Community-based volunteering builds wider networks

Most of those interviewed had been actively involved within a Muslim community context. But a biographical analysis of their “citizenship careers” highlights that this engagement is anything but an isolated or isolating intra-community experience.

Each interviewee reported strong – in most cases increasing – cross-community collaborations as part of their community-based participation. This also applies to those whose civic attention has been focused primarily on Muslim community work, seeking to advance the status and recognition of fellow Muslims.

Thus, Muslim community-based activism has not created walls of self-segregation but rather built cross-community networks of trust, generating bridging and linking social capital. This commonly leads to a higher sense of civic efficacy, which further promotes active citizenship.

In addition to these bridge-building effects, Muslims’ civic engagement within their own community has served as a gateway for their subsequently unfolding political participation.

In many cases, active Muslims would start volunteering in a community organisation, move into leadership positions and gain recognition within as well as beyond community boundaries. Their enhanced public profile then leads to their recruitment into institutions of political decision-making such as advisory boards and committees.

Active Muslims and the republican agenda

The study identified four types of goals that interviewed Muslims pursue through their active citizenship.

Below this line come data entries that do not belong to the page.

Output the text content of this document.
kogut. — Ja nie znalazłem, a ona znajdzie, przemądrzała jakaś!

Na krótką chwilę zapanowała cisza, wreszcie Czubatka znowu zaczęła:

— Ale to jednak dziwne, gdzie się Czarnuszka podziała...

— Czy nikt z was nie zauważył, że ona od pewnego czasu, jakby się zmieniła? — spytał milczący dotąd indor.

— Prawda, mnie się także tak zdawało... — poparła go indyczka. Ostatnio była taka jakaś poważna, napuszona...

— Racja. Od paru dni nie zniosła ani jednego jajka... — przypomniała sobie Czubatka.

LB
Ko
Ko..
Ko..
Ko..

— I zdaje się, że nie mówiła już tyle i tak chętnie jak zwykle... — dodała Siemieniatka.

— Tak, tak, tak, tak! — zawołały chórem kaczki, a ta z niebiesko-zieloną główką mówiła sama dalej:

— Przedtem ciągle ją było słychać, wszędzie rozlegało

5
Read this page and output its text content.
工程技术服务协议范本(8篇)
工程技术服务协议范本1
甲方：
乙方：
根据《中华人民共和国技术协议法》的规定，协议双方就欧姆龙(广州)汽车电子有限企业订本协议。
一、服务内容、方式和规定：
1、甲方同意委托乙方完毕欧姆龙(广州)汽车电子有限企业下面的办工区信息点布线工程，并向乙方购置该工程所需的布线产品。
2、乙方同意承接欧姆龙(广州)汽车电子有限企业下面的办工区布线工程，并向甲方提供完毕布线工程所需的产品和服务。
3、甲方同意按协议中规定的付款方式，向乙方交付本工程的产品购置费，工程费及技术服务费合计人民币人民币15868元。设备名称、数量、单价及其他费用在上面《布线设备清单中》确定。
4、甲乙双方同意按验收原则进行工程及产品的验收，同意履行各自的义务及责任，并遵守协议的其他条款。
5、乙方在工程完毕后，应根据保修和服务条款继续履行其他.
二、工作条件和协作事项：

Many Muslims expressed several of these civic agendas, often complexly intertwined:

  • serving humanity and bettering society (republican agenda);

  • helping disadvantaged population groups other than Muslims;

  • redressing widespread negative misconceptions of Muslims and Islam; and

  • communitarian goals of serving the Muslim community.

Despite the prevalence of Muslim community-based participation, Muslims’ active citizenship is rarely aimed primarily at advancing the well-being of the Muslim community. Only very few interviewed Muslims expressed such a communitarian agenda.

Instead, republican goals prevailed. Most participants become active citizens because they are keen to contribute to the betterment of the wider community, society at large or, more generally, promoting social justice.

One Muslim community worker from Melbourne, for example, explained her civic commitment as a service to all people:

It is a deep concern for humanity as a whole to be proactive and try to create change. And it is not service to Muslims [only].

She described her general goals in religious terms. She argues that she aspires to follow the Prophet’s example:

His number one concern was not himself, was not the Muslim community, it was humanity.

imageMuslims’ active citizenship is rarely aimed primarily at advancing the well-being of the Muslim community.AAP/Josephine Lim

The Islamic faith and Australia’s liberal democracy

Contrary to a widespread perception that Islam is at odds or even ultimately irreconcilable with core principles of liberal democracies, Islamic theologians and political scientists have long argued that the Islamic faith is no obstacle to active citizenship in Western democracies.

The empirical findings of a representative US survey of Arabic Muslims backed up these theoretical arguments. This demonstrated that their:

… religious identity is generally associated with greater levels of civic engagement.

My study not only confirmed this general conclusion, but provided deeper insights into Muslims’ personal views on their Islamic faith as a key driver for their participation. One Muslim community activist from Sydney expressed this very powerfully:

We are part of the community. We are not going to sit on the periphery. We are not non-Australians! We are just as Australian as everyone else! We have a faith that will enhance our citizenship, our participation as Australians.

While a majority of those interviewed emphasised that their faith plays a key motivating role for their citizenship performance, their personal accounts on how Islam drives their activism differ. Some participants referred to their faith as an essential source of empowerment and resilience. One Muslim community worker from Sydney said:

If I didn’t have my faith and my Creator, I don’t think I would be able to overcome all the negative things.

Many described their civic contribution to the well-being of others, both Muslims and non-Muslims, as a core principle of their religion. A teacher and community activist from Melbourne explained:

Being useful to others is such a strong concept in Islam. [My civic engagement] is how I show that – being a useful human being. That’s all. I know in our faith our God is pleased when you make another human being happy, whoever that may be.

This principle was often framed as a religious obligation. Several participants made explicit references to an Islamic reward system according to which Muslims will get rewarded in the afterlife for their good deeds. A participant from Melbourne, active both in cross-community political participation and Muslim community work, made this very clear:

As a Muslim I believe that this life is a short life and … in the hereafter you will be rewarded the way you were acting in this life. So … the more [Muslim] youth I bring towards the religion and away from trouble … the better I am, the more reward I will have. The more I contribute to the betterment of the society, the better my reward will be. We believe [that God] created us to be good in this life, to do the good.

Recognising civic resources and potential

Although the study’s findings are explorative and cannot claim to represent all Muslims, they challenge many widespread misconceptions in Australia about Muslims as citizens in liberal democracies.

There are political lessons to be learned by all who are committed to promoting positive intergroup relations, social cohesion and a vibrant democratic multicultural society. Muslims need to be recognised as full and equal citizens whose faith is not an obstacle to citizenship. Rather, it is a civic resource.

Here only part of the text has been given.